Role Title: Data Engineer (W2 Only)
Location: Remote
Visa: (GC), (USC) Only
Role Description: Role summary Design, build, and operate reliable archiving and purging solutions on Microsoft SQL Server for datasets stored/represented in EBCDIC format, using SQL Server stored procedures and Python automation.
Own batch execution and scheduling via Control‑M, ensuring performance, auditability, retention compliance, and safe deletion practices.
Required Skills:
Build and maintain SQL Server stored procedures for data archiving, purge eligibility determination, and purge execution (soft/hard deletes as required). Handle EBCDIC data processing requirements (e.g., EBCDIC↔ASCII/Unicode conversion, fixed-length records, packed decimals/COBOL-style encodings when applicable) and ensure data integrity post-conversion. Develop Python utilities for orchestration, validation, reconciliation, exception handling, and operational automation (e.g., pre/post checks, file-based extracts, run reports).
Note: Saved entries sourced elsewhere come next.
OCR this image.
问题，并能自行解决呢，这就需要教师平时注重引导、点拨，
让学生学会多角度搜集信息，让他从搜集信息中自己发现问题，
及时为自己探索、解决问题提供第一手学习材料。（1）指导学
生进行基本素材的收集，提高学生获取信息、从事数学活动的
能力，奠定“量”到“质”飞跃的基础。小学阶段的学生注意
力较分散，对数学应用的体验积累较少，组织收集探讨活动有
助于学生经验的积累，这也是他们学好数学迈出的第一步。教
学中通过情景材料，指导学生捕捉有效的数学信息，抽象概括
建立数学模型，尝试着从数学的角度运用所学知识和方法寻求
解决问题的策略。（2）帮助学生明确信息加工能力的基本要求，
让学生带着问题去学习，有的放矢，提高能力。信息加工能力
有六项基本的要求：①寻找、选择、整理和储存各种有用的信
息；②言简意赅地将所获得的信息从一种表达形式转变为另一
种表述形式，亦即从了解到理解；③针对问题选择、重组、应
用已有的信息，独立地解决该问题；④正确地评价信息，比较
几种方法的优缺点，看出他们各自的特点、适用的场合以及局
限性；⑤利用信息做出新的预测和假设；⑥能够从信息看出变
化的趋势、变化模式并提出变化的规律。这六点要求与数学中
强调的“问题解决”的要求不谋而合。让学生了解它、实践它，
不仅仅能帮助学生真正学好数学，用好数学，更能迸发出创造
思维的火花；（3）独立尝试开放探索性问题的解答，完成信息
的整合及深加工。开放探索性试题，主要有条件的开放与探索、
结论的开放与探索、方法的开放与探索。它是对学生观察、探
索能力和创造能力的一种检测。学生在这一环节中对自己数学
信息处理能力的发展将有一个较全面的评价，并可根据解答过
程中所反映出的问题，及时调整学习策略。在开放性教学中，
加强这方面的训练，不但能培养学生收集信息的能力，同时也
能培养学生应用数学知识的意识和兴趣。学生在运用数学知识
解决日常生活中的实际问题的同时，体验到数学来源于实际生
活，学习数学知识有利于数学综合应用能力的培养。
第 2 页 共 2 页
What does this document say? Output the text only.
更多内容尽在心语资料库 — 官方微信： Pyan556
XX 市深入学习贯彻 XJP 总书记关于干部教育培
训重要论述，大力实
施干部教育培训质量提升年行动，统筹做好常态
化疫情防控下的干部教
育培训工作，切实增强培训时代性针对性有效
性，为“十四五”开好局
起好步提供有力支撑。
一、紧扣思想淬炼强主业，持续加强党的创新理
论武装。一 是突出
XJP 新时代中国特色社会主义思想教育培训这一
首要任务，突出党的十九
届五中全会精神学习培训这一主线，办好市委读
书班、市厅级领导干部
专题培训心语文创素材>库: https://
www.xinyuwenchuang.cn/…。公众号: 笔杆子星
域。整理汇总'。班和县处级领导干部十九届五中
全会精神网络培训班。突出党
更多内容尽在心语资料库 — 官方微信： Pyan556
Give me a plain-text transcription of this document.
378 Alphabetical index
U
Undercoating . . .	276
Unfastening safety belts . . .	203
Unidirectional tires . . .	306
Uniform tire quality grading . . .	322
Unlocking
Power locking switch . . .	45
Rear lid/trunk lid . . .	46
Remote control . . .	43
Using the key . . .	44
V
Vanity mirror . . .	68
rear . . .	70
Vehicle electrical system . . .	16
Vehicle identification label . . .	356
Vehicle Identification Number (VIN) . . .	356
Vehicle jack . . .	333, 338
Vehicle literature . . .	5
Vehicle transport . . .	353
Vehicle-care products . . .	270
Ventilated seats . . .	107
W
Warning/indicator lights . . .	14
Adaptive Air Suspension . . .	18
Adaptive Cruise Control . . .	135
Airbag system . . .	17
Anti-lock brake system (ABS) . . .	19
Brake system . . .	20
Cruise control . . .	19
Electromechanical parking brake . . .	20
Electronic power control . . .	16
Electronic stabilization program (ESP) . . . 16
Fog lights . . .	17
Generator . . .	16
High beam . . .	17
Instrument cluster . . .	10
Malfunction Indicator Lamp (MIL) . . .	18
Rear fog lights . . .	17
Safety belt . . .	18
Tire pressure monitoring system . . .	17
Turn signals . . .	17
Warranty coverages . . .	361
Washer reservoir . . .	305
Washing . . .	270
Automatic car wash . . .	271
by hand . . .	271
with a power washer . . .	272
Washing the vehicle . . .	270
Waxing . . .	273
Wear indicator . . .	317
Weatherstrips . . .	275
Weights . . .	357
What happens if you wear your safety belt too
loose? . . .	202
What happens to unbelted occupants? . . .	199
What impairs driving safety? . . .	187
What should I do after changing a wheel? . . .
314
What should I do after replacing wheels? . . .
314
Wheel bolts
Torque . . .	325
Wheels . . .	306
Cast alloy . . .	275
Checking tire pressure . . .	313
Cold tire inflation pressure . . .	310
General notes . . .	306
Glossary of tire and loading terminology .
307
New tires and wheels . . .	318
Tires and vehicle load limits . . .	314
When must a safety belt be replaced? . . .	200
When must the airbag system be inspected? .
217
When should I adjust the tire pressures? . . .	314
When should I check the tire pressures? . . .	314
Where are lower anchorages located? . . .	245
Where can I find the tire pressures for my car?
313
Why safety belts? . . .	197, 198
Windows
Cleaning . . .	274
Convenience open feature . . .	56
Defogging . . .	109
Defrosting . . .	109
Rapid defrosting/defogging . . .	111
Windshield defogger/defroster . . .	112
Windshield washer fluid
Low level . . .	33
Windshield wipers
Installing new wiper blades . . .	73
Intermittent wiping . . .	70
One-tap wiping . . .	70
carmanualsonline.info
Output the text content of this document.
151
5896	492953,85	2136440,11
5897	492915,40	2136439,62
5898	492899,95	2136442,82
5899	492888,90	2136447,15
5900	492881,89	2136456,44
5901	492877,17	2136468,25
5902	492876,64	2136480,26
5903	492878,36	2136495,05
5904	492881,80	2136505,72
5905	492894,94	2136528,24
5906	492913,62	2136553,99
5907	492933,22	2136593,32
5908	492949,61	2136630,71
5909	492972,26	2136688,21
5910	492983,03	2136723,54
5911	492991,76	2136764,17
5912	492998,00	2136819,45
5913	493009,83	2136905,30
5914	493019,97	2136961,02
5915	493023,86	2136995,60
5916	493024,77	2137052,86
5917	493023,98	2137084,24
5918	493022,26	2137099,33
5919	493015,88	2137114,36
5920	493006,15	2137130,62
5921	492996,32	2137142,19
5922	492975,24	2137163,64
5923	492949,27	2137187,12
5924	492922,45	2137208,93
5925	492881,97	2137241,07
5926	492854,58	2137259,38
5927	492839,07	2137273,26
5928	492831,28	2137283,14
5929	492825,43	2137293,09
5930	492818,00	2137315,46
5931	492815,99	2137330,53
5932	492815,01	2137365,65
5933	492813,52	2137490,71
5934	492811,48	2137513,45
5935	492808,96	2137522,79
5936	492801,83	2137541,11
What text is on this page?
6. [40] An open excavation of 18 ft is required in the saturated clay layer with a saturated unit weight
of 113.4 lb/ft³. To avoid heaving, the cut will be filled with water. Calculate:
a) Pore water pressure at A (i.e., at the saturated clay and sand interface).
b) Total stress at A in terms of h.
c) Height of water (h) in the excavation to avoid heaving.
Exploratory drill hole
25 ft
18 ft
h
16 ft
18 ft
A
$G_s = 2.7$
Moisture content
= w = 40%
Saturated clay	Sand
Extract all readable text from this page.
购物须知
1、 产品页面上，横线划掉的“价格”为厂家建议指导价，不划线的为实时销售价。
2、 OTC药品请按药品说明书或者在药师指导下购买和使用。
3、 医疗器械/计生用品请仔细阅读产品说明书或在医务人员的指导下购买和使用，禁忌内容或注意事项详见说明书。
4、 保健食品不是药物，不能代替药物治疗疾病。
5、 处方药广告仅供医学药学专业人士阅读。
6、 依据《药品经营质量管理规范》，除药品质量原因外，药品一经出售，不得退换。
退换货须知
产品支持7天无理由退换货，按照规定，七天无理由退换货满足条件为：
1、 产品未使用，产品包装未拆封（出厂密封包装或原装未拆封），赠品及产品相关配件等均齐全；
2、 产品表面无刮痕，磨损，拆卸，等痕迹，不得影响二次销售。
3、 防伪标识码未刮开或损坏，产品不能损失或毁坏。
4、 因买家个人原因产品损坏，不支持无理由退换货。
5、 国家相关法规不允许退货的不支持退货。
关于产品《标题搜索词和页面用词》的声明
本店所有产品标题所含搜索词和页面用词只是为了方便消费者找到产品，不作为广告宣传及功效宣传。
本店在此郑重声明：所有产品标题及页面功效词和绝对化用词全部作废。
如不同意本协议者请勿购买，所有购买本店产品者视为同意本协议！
Implement purge controls: retention rules, legal hold/exclusions, referential integrity management, dependency ordering, and rollback/restore strategy. Optimize performance for large volumes (partitioning strategies, indexing, batching, minimal logging approaches where appropriate, transaction scoping). Integrate and run jobs in Control‑M: job definitions, calendars, dependencies, resource limits, alerting, rerun/restart logic.
Create operational runbooks, monitoring dashboards/metrics, and support production incidents (root cause, fixes, postmortems).
Ensure security and compliance: least-privilege access, audit trails, PII handling, and evidence for retention/purge execution.
Collaborate with DBAs, data governance, and application teams to validate retention policy interpretation and downstream impacts.
Required technical skills
SQL Server: T‑SQL, stored procedures, transactions, error handling, temp tables, indexing, query tuning, SSMS, SQL Agent fundamentals (even if Control‑M is primary).
EBCDIC: understanding of common code pages (e.g., 037/1047), conversion pitfalls, fixed-width layouts, and validation strategies.
Python: building maintainable scripts/modules for ETL-style tasks, database connectivity (ODBC), logging, configuration, and testability. Batch scheduling: Control‑M job creation/execution, dependencies, alerts, reruns, and operational support. Data lifecycle: archiving patterns, retention, purge frameworks, auditability, and safe-delete patterns.
Nice-to-have skills
Experience with very large tables (VLDB), table partitioning/switching, and archival to cheaper storage tiers. Familiarity with mainframe-originated data models, COBOL copybooks, and packed numeric formats. CI/CD for database objects (DACPAC/SSD T or equivalent), Python packaging, and automated testing. Knowledge of data governance tools/processes and legal hold workflows. Experience in regulated environments (SOX, PCI, HIPAA, GDPR-like retention controls).